In this paper, a new approach to solve Chance Constrained Problems (CCPs) using huge data sets is proposed. Specifically, instead of the conventional mathematical model, a huge data set is used to formulate CCP. This is because such a large data set is available nowadays due to advanced information technologies. Since the data set is too large to evaluate the probabilistic constraint of CCP, a new data reduction method called Weighted Stratified Sampling (WSS) is proposed to describe a relaxation problem of CCP. An adaptive Differential Evolution combined with a pruning technique is also proposed to solve the relaxation problem of CCP efficiently.
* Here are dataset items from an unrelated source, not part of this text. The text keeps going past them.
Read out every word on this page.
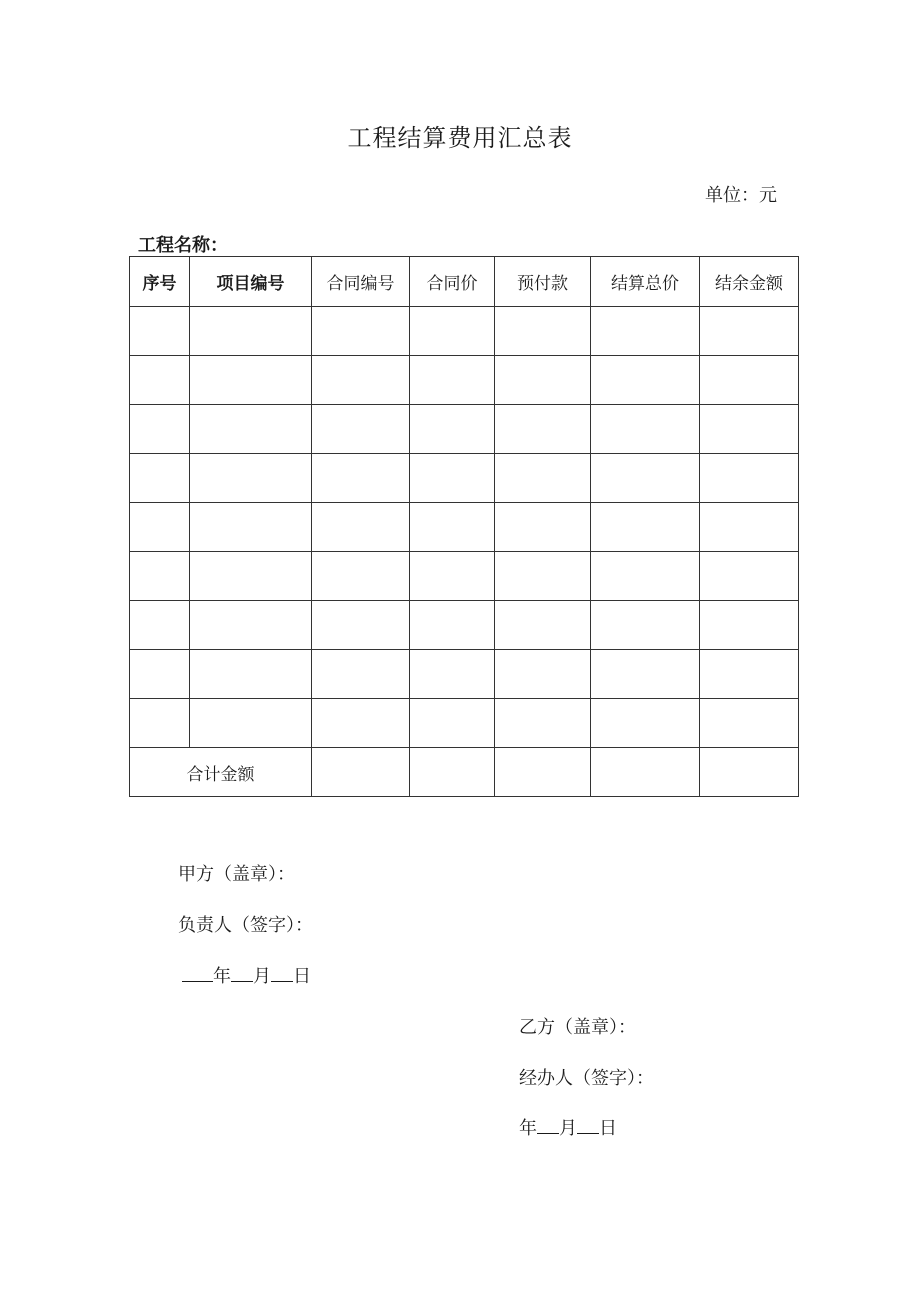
工程结算费用汇总表
单位：元
工程名称：
序号	项目编号	合同编号	合同价	预付款	结算总价	结余金额

合计金额						
甲方（盖章）：
负责人（签字）：
年 月 日
乙方（盖章）：
经办人（签字）：
年 月 日
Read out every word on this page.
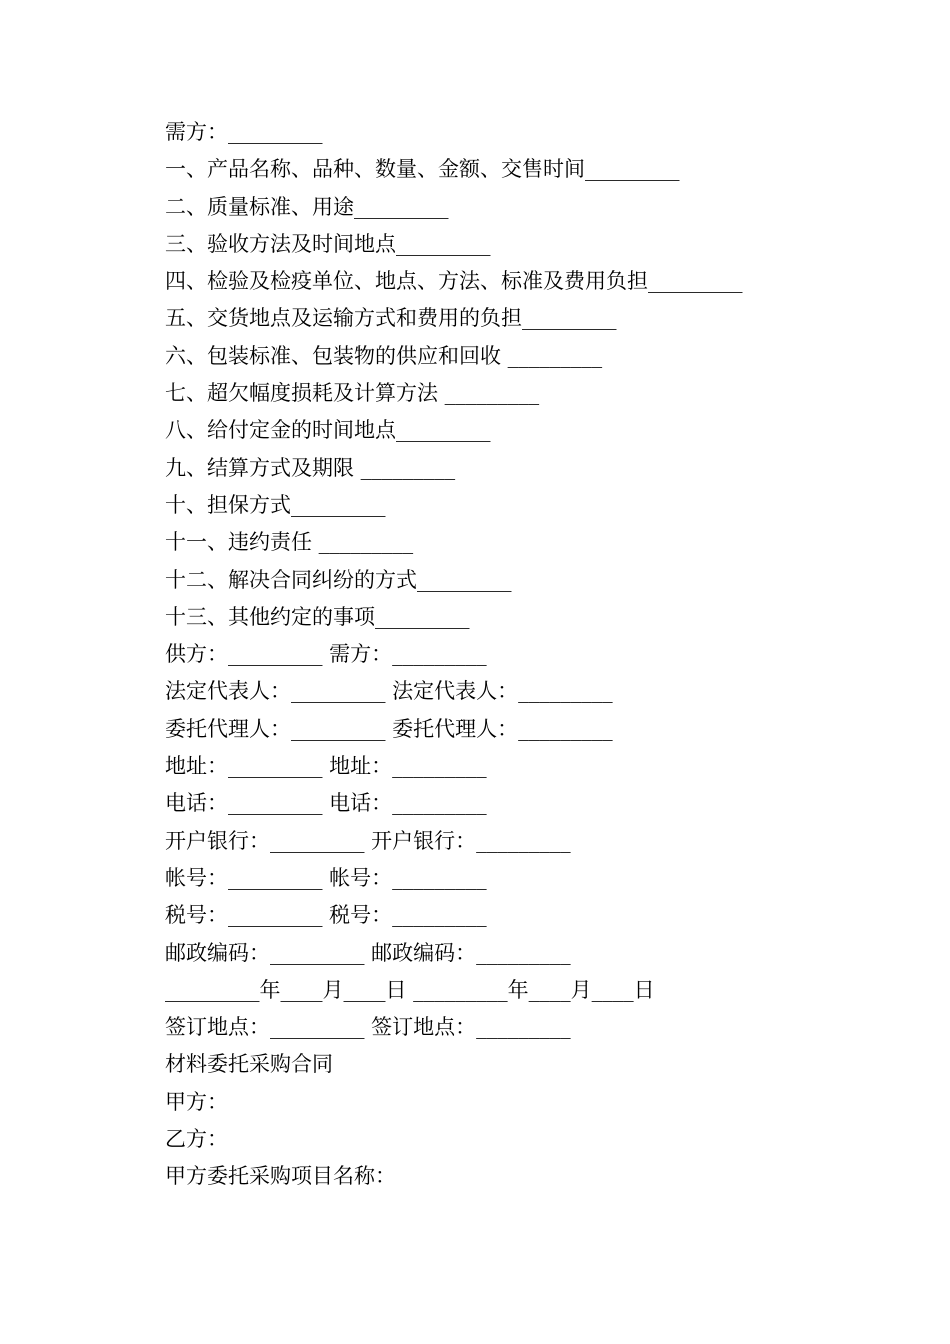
需方：_________
一、产品名称、品种、数量、金额、交售时间_________
二、质量标准、用途_________
三、验收方法及时间地点_________
四、检验及检疫单位、地点、方法、标准及费用负担_________
五、交货地点及运输方式和费用的负担_________
六、包装标准、包装物的供应和回收 _________
七、超欠幅度损耗及计算方法 _________
八、给付定金的时间地点_________
九、结算方式及期限 _________
十、担保方式_________
十一、违约责任 _________
十二、解决合同纠纷的方式_________
十三、其他约定的事项_________
供方：_________ 需方：_________
法定代表人：_________ 法定代表人：_________
委托代理人：_________ 委托代理人：_________
地址：_________ 地址：_________
电话：_________ 电话：_________
开户银行：_________ 开户银行：_________
帐号：_________ 帐号：_________
税号：_________ 税号：_________
邮政编码：_________ 邮政编码：_________
_________年____月____日 _________年____月____日
签订地点：_________ 签订地点：_________
材料委托采购合同
甲方：
乙方：
甲方委托采购项目名称：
The performance of WSS is compared with a well known method, Simple Random Sampling. Then, the proposed approach is applied to a real-world application, namely the flood control planning formulated as CCP.

Highlights

  • In real-world applications, a wide range of uncertainties have to be taken into account

  • The proposed approach is applied to a real-world application, namely the flood control planning formulated as Chance Constrained Problems (CCPs) [5]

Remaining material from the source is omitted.